Repair of radiation damage of U2OS osteosarcoma cells is related to DNA-dependent protein kinase catalytic subunit (DNA-PKcs) activity.

The present study was to investigate the effects of DNA-PKcs deficiencies on radiation sensitivity of human osteosarcoma U2OS cells to γ-ray and to explore the underlying molecular mechanism. In vitro, U2OS cells were transfected with different DNA-PKcs siRNAs or control siRNAs to establish stably siRNA-transfected cell lines U2OS-Si and U2OS-Sc, respectively. Cell viability and apoptosis after irradiation were analyzed using cell counting kit (CCK-8) and flow cytometric assay, respectively. Expressions of apoptosis-related and oxidative stress-responded proteins were assessed using Western blot. The tumorigenesis activity was examined in nude mice xenograft osteosarcoma mode. Results showed that DNA-PKcs siRNA significantly could inhibit U2OS viability and cell proliferation after exposure to irradiation. Compared with the U2OS and U2OS-Sc cells, the U2OS-Si cells induced higher apoptosis rate and loss of mitochondrial membrane potentials, accompanying with more reactive oxygen species (ROS) and malondialdehyde (MDA) production, increased DNA double-strand breaks (DSBs) induced by irradiation.
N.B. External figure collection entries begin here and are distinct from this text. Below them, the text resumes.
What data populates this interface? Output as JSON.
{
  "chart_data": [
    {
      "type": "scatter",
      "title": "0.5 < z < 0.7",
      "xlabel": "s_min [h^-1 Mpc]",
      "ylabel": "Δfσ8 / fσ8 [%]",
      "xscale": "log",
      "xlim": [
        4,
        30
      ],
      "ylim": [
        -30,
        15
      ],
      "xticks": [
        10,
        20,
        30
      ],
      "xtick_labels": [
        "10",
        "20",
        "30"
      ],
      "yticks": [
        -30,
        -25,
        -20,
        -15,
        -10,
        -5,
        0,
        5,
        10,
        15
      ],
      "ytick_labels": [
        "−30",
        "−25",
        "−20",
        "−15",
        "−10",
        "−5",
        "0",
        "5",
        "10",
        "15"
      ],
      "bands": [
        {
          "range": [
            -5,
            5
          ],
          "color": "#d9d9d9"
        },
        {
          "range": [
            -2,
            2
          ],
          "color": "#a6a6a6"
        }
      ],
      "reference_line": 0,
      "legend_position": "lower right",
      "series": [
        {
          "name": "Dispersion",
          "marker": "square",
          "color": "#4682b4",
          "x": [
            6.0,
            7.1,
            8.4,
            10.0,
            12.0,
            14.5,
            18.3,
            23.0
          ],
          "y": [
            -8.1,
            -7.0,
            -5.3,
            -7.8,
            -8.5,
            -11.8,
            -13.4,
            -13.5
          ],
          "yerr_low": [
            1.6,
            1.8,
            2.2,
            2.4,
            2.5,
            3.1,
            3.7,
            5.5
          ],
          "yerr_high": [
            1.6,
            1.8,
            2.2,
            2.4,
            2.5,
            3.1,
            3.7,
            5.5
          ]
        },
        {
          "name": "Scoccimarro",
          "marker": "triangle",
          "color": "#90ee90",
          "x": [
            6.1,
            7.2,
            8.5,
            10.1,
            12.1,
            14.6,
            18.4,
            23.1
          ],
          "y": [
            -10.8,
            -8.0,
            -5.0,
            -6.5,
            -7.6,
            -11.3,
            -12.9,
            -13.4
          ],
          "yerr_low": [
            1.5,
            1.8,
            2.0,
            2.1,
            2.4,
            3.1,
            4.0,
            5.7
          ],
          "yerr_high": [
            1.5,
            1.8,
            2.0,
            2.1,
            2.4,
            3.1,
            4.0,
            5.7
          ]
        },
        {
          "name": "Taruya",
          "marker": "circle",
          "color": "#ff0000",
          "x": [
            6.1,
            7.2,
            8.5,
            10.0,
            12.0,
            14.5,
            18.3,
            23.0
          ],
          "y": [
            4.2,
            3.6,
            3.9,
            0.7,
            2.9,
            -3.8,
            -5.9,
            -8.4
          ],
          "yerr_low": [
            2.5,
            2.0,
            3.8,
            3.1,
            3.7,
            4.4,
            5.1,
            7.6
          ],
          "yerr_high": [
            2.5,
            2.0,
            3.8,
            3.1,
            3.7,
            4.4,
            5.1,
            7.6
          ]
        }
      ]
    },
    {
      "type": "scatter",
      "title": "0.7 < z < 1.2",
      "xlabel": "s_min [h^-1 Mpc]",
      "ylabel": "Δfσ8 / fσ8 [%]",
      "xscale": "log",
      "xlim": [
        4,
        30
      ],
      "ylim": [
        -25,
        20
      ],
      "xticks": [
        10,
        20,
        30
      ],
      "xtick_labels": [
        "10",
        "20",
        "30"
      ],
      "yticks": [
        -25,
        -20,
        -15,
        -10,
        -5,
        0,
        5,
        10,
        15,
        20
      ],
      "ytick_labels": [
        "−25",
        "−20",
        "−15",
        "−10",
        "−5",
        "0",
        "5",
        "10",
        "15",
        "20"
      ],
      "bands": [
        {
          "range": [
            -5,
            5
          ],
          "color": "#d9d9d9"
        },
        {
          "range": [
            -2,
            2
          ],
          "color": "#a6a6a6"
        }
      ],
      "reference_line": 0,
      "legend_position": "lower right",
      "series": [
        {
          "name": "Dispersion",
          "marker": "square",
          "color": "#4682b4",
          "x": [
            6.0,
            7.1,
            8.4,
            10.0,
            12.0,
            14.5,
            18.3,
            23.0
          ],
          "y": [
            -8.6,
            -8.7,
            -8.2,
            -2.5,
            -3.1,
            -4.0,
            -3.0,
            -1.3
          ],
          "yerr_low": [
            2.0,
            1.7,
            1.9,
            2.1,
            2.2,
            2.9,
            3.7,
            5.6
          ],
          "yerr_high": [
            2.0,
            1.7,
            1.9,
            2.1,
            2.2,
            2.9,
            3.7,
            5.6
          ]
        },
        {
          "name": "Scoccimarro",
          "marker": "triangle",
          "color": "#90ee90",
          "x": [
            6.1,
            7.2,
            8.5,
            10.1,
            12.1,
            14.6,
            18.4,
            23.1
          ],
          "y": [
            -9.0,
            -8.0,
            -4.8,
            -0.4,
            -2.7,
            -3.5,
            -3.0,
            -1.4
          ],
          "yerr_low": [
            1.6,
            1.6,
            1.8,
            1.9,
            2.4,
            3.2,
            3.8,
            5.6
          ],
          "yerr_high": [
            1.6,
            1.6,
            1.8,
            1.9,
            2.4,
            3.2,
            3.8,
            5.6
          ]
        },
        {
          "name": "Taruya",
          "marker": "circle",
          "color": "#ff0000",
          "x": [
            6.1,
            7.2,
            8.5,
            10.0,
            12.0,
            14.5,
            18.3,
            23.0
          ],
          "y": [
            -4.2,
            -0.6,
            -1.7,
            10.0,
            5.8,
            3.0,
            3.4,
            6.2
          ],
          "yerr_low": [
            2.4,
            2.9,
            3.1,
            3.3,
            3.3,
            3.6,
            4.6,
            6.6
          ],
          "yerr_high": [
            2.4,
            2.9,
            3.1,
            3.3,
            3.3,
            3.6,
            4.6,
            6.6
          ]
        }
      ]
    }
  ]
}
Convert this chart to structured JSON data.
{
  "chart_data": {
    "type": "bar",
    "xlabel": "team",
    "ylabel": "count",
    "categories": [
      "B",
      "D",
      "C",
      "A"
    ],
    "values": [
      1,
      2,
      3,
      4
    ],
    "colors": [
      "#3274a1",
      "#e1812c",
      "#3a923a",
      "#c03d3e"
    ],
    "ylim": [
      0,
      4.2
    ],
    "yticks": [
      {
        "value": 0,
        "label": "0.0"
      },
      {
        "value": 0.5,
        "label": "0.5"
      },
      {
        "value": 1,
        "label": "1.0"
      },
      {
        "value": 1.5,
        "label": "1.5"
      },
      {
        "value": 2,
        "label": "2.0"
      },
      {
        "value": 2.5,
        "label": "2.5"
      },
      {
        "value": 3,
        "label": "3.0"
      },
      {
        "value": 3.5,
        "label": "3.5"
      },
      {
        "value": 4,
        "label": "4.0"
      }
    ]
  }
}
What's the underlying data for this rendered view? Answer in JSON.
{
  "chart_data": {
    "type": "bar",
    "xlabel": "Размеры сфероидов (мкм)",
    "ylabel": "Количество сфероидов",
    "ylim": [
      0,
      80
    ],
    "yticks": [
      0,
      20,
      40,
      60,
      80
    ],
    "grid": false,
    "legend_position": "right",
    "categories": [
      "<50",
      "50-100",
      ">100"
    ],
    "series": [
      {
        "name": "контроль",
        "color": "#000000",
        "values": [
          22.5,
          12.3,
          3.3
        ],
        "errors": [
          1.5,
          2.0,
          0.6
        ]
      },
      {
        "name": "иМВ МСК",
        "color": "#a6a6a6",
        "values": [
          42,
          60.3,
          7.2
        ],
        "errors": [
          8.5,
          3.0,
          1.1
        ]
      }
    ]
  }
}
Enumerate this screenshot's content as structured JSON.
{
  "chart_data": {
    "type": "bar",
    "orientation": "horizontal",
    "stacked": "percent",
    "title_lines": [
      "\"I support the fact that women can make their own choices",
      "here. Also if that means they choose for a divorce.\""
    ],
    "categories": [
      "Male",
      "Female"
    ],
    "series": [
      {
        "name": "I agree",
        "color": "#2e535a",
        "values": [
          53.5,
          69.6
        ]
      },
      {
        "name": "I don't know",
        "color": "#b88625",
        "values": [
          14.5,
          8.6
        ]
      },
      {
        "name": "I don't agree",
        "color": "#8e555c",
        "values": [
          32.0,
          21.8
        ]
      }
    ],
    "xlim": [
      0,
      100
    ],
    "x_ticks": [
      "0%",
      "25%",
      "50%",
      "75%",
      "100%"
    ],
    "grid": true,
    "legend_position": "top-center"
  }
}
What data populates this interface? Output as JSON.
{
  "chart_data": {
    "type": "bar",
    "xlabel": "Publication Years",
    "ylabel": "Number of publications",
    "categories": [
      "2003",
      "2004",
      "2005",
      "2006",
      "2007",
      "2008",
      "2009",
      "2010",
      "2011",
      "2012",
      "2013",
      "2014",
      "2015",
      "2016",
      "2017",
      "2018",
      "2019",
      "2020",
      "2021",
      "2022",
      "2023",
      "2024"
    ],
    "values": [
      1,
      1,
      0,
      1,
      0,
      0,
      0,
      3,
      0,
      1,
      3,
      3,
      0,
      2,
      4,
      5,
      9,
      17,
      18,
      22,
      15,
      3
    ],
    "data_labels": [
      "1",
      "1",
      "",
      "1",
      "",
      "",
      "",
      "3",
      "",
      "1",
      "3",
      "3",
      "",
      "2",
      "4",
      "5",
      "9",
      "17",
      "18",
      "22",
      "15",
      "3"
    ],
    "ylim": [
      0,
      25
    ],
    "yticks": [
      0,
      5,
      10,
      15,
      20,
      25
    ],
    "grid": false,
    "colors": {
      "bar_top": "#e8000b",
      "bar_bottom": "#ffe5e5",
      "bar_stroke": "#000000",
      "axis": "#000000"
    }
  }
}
Protein levels of the anti-apoptotic Bcl-2 were downregulated most obviously in U2OS-Si cells after irradiation, while pro-apoptotic factor Bax and caspase-3 upregulated. Moreover, the antioxidants protein expression levels of Nuclear factor-erythroid 2-related factor 2 (Nrf2) and its target heme oxygenase-1 (HO-1) were also significantly reduced in parallel to DNA-PKcs inhibition in U2OS-Si cells. In nude mice xenograft model, DNA-PKcs siRNA remarkably inhibited tumor growth and dissemination. In conclusion, DNA-PKcs siRNA might have a potential for osteosarcoma treatment by sensitizing osteosarcoma cells to γ-ray through modulation on oxidative stress-mediated DNA DSBs repair and mitochondrial pathway apoptosis.